During his reign he was one of the most feared enemies of the Western and Eastern Roman Empires. He crossed the Danube twice and plundered the Balkans, but was unable to take Constantinople. He also attempted to conquer Roman Gaul (modern France), crossing the Rhine in 451 and marching as far as Aurelianum (Orléans) before being defeated at the Battle of the Catalaunian Plains.
Subsequently he invaded Italy, devastating the northern provinces, but was unable to take Rome. He planned for further campaigns against the Romans but died in 453.

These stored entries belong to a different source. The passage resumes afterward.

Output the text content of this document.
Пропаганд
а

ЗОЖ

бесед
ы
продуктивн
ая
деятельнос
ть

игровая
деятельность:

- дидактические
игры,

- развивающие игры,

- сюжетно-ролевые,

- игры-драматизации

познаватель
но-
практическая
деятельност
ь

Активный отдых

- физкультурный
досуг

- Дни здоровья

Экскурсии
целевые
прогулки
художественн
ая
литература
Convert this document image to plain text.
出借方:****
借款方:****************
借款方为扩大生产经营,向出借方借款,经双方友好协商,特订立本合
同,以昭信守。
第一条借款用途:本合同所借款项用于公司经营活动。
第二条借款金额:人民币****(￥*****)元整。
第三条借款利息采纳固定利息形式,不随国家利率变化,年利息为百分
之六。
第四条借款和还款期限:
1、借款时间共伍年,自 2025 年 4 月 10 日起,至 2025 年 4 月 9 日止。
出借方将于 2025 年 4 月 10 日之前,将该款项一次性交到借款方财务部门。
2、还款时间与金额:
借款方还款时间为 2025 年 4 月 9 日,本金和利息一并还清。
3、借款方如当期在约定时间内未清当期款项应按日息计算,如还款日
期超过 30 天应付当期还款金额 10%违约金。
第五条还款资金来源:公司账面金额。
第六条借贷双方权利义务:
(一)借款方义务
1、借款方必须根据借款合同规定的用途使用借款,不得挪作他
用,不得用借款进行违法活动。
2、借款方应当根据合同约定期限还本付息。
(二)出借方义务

The origin of Attila's name is unclear. Pritsak considers it to mean "universal ruler" in a Turkic language related to Danube Bulgarian. Maenchen-Helfen suggests an East Germanic origin and rejects a Turkic etymology: "Attila is formed from Gothic or Gepidic atta, "father", by means of the diminutive suffix -ila." He suggests that Pritsak's etymology is "ingenious but for many reasons unacceptable". However, he suggests that these names were "not the true names of the Hun princes and lords. What we have are Hunnic names in Germanic dress, modified to fit the Gothic tongue, or popular Gothic etymologies, or both. Mikkola thought Attila might go back to Turkish atlïg, "famous"; Poucha finds in it Tokharian atär, "hero." The first etymology is too farfetched to be taken seriously, the second is nonsense."

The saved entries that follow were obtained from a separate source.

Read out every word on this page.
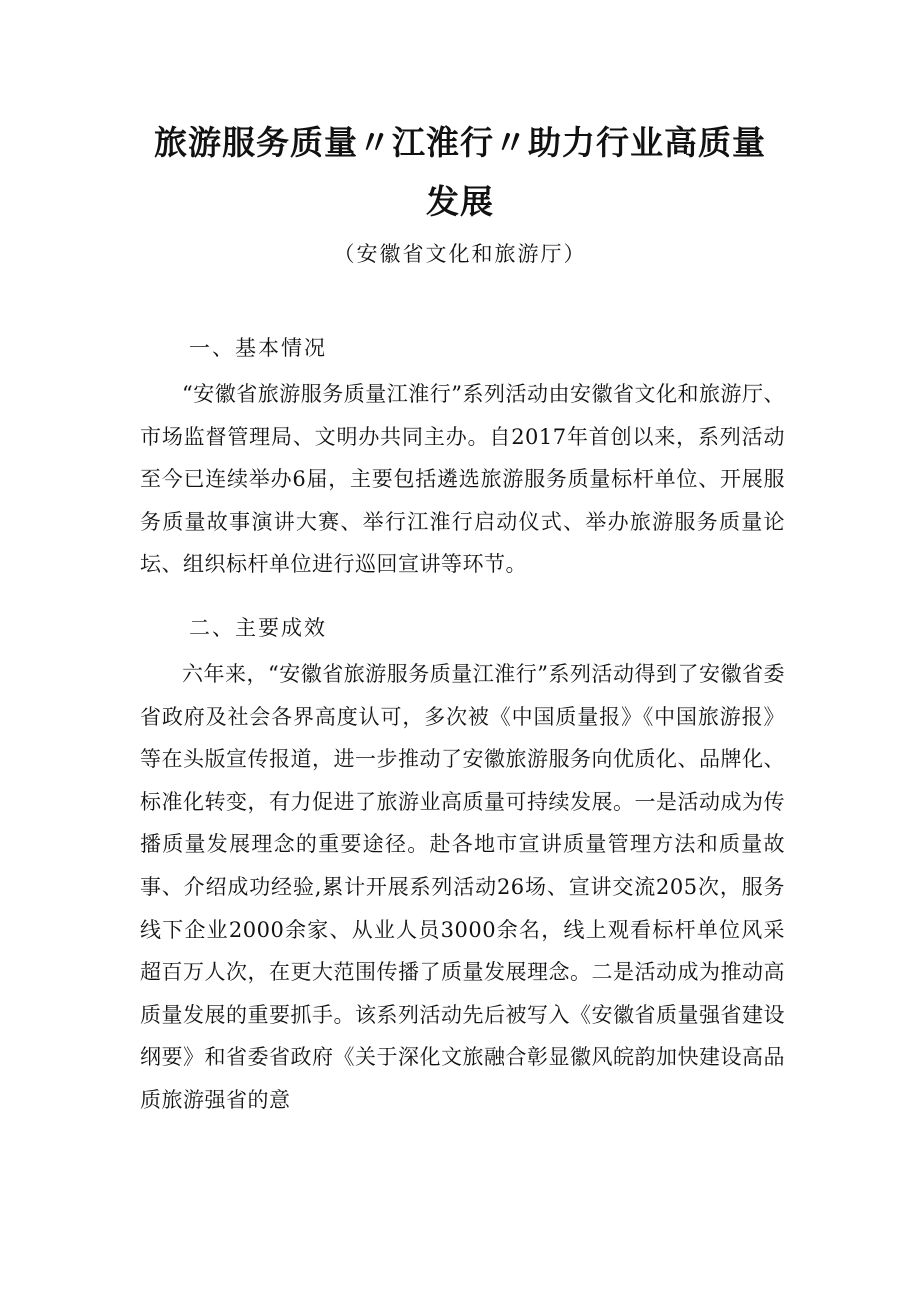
旅游服务质量〃江淮行〃助力行业高质量
发展
（安徽省文化和旅游厅）
一、基本情况
“安徽省旅游服务质量江淮行”系列活动由安徽省文化和旅游厅、市场监督管理局、文明办共同主办。自2017年首创以来，系列活动至今已连续举办6届，主要包括遴选旅游服务质量标杆单位、开展服务质量故事演讲大赛、举行江淮行启动仪式、举办旅游服务质量论坛、组织标杆单位进行巡回宣讲等环节。
二、主要成效
六年来，“安徽省旅游服务质量江淮行”系列活动得到了安徽省委省政府及社会各界高度认可，多次被《中国质量报》《中国旅游报》等在头版宣传报道，进一步推动了安徽旅游服务向优质化、品牌化、标准化转变，有力促进了旅游业高质量可持续发展。一是活动成为传播质量发展理念的重要途径。赴各地市宣讲质量管理方法和质量故事、介绍成功经验,累计开展系列活动26场、宣讲交流205次，服务线下企业2000余家、从业人员3000余名，线上观看标杆单位风采超百万人次，在更大范围传播了质量发展理念。二是活动成为推动高质量发展的重要抓手。该系列活动先后被写入《安徽省质量强省建设纲要》和省委省政府《关于深化文旅融合彰显徽风皖韵加快建设高品质旅游强省的意
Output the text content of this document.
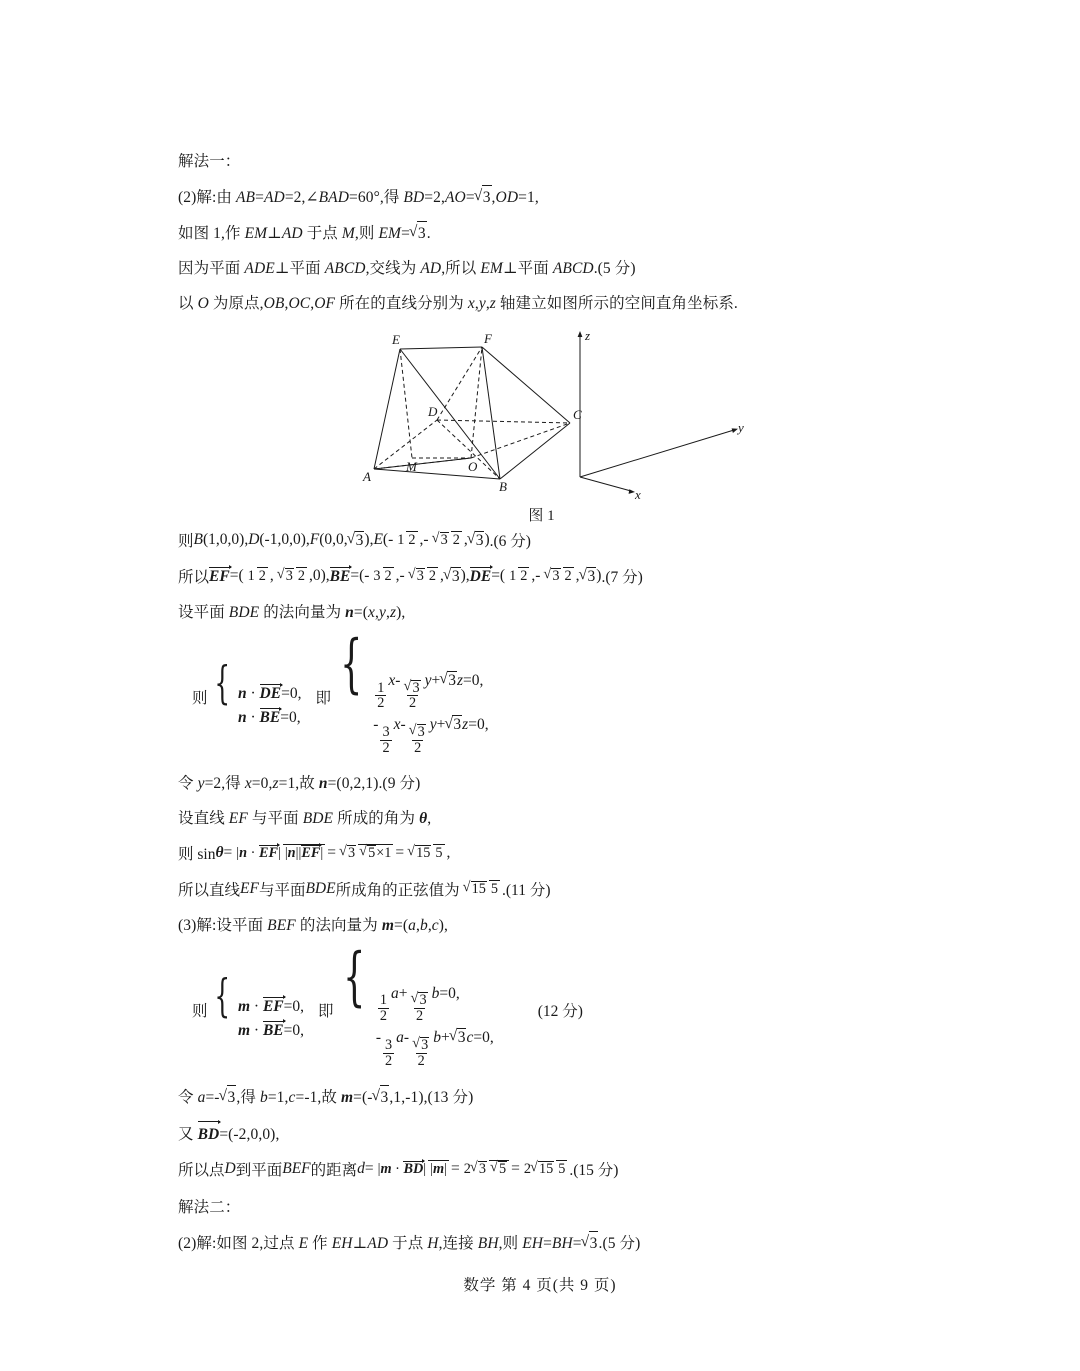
解法一：
(2)解:由 AB=AD=2,∠BAD=60°,得 BD=2,AO= √ 3,OD=1,
如图 1,作 EM⊥AD 于点 M,则 EM= √ 3.
因为平面 ADE⊥平面 ABCD,交线为 AD,所以 EM⊥平面 ABCD.(5 分)
以 O 为原点,OB,OC,OF 所在的直线分别为 x,y,z 轴建立如图所示的空间直角坐标系.
z
y
x
E	F
C
D
M	O
A
B
图 1
则 B (1,0,0) , D (-1,0,0) , F (0,0, √ 3 ) , E ( - 1 2 ,- √ 3 2 , √ 3 ) .(6 分)
所以 EF =( 1 2 , √ 3 2 ,0) , BE =(- 3 2 ,- √ 3 2 , √ 3 ) , DE =( 1 2 ,- √ 3 2 , √ 3 ) .(7 分)
设平面 BDE 的法向量为 n=(x,y,z),
则 { n · DE=0,
n · BE=0,
即 { $\frac{1}{2} x-$ √ $\frac{3}{2} y+$ √ 3z=0,
- $\frac{3}{2} x-$ √ $\frac{3}{2} y+$ √ 3z=0,
令 y=2,得 x=0,z=1,故 n=(0,2,1).(9 分)
设直线 EF 与平面 BDE 所成的角为 θ,
则 sin θ = |n · EF| |n||EF| = √ 3 √ 5×1 = √ 15 5 ,
所以直线 EF 与平面 BDE 所成角的正弦值为 √ 15 5 .(11 分)
(3)解:设平面 BEF 的法向量为 m=(a,b,c),
则 { m · EF=0,
m · BE=0,
即 { $\frac{1}{2} a+$ √ $\frac{3}{2} b=0$,
- $\frac{3}{2} a-$ √ $\frac{3}{2} b+$ √ 3c=0,
(12 分)
令 a=- √ 3,得 b=1,c=-1,故 m=(- √ 3,1,-1),(13 分)
又 BD=(-2,0,0),
所以点 D 到平面 BEF 的距离 d = |m · BD| |m| = 2 √ 3 √ 5 = 2 √ 15 5 .(15 分)
解法二：
(2)解:如图 2,过点 E 作 EH⊥AD 于点 H,连接 BH,则 EH=BH= √ 3.(5 分)
数学 第 4 页(共 9 页)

The name has many variants in modern languages: Atli and Atle in Norse, Attila/Atilla/Etele in Hungarian (all the three name variants are used in Hungary; Attila is the most popular variant), Etzel in German Nibelungenlied and Attila, Atila or Atilla in Turkish.

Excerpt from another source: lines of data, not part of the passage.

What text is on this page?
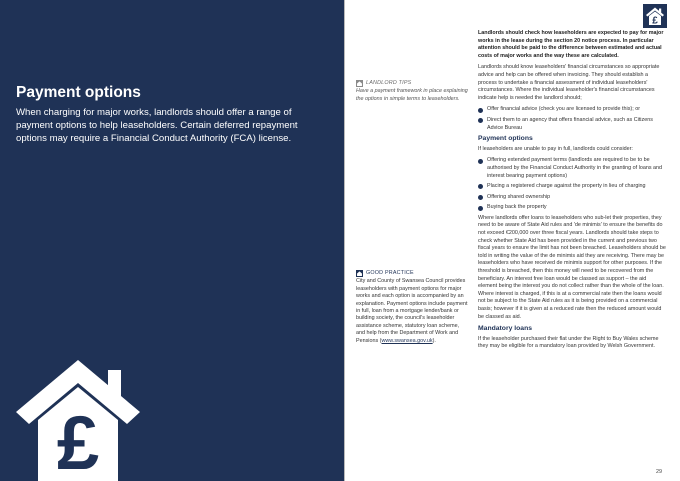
Payment options

When charging for major works, landlords should offer a range of payment options to help leaseholders. Certain deferred repayment options may require a Financial Conduct Authority (FCA) license.

£
£
LANDLORD TIPS
Have a payment framework in place explaining the options in simple terms to leaseholders.
GOOD PRACTICE
City and County of Swansea Council provides leaseholders with payment options for major works and each option is accompanied by an explanation. Payment options include payment in full, loan from a mortgage lender/bank or building society, the council's leaseholder assistance scheme, statutory loan scheme, and help from the Department of Work and Pensions (www.swansea.gov.uk).
Landlords should check how leaseholders are expected to pay for major works in the lease during the section 20 notice process. In particular attention should be paid to the difference between estimated and actual costs of major works and the way these are calculated.
Landlords should know leaseholders' financial circumstances so appropriate advice and help can be offered when invoicing. They should establish a process to undertake a financial assessment of individual leaseholders' circumstances. Where the individual leaseholder's financial circumstances indicate help is needed the landlord should;
Offer financial advice (check you are licensed to provide this); or
Direct them to an agency that offers financial advice, such as Citizens Advice Bureau
Payment options
If leaseholders are unable to pay in full, landlords could consider:
Offering extended payment terms (landlords are required to be to be authorised by the Financial Conduct Authority in the granting of loans and interest bearing payment options)
Placing a registered charge against the property in lieu of charging
Offering shared ownership
Buying back the property
Where landlords offer loans to leaseholders who sub-let their properties, they need to be aware of State Aid rules and 'de minimis' to ensure the benefits do not exceed €200,000 over three fiscal years. Landlords should take steps to check whether State Aid has been provided in the current and previous two fiscal years to ensure the limit has not been breached. Leaseholders should be told in writing the value of the de minimis aid they are receiving. There may be leaseholders who have received de minimis support for other purposes. If the threshold is breached, then this money will need to be recovered from the beneficiary. An interest free loan would be classed as support – the aid element being the interest you do not collect rather than the whole of the loan. Where interest is charged, if this is at a commercial rate then the loans would not be subject to the State Aid rules as it is being provided on a commercial basis; however if it is given at a reduced rate then the reduced amount would be classed as aid.
Mandatory loans
If the leaseholder purchased their flat under the Right to Buy Wales scheme they may be eligible for a mandatory loan provided by Welsh Government.
29
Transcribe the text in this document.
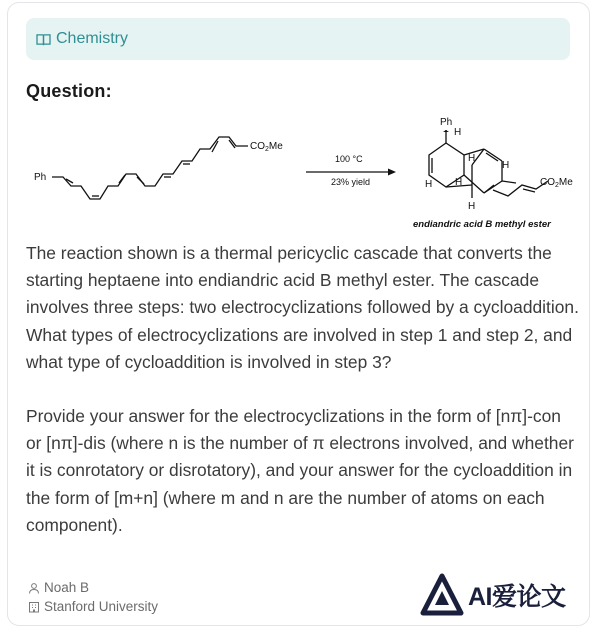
Chemistry
Question:
Ph
$CO_2Me$
100 °C
23% yield
Ph
H
H
H
H H
H
$CO_2Me$
endiandric acid B methyl ester

The reaction shown is a thermal pericyclic cascade that converts the starting heptaene into endiandric acid B methyl ester. The cascade involves three steps: two electrocyclizations followed by a cycloaddition. What types of electrocyclizations are involved in step 1 and step 2, and what type of cycloaddition is involved in step 3?

Provide your answer for the electrocyclizations in the form of [nπ]-con or [nπ]-dis (where n is the number of π electrons involved, and whether it is conrotatory or disrotatory), and your answer for the cycloaddition in the form of [m+n] (where m and n are the number of atoms on each component).

Noah B
Stanford University	AI爱论文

The Huns were a group of Eurasian nomads, appearing from east of the Volga, who migrated into Europe c. 370 and built up an enormous empire there. Their main military techniques were mounted archery and javelin throwing. They were possibly the descendants of the Xiongnu who had been northern neighbours of China three hundred years before and may be the first expansion of Turkic people across Eurasia.
The origin and language of the Huns has been the subject of debate for centuries. According to some theories, their leaders at least may have spoken a Turkic language, perhaps closest to the modern Chuvash language. One scholar suggests a relationship to Yeniseian.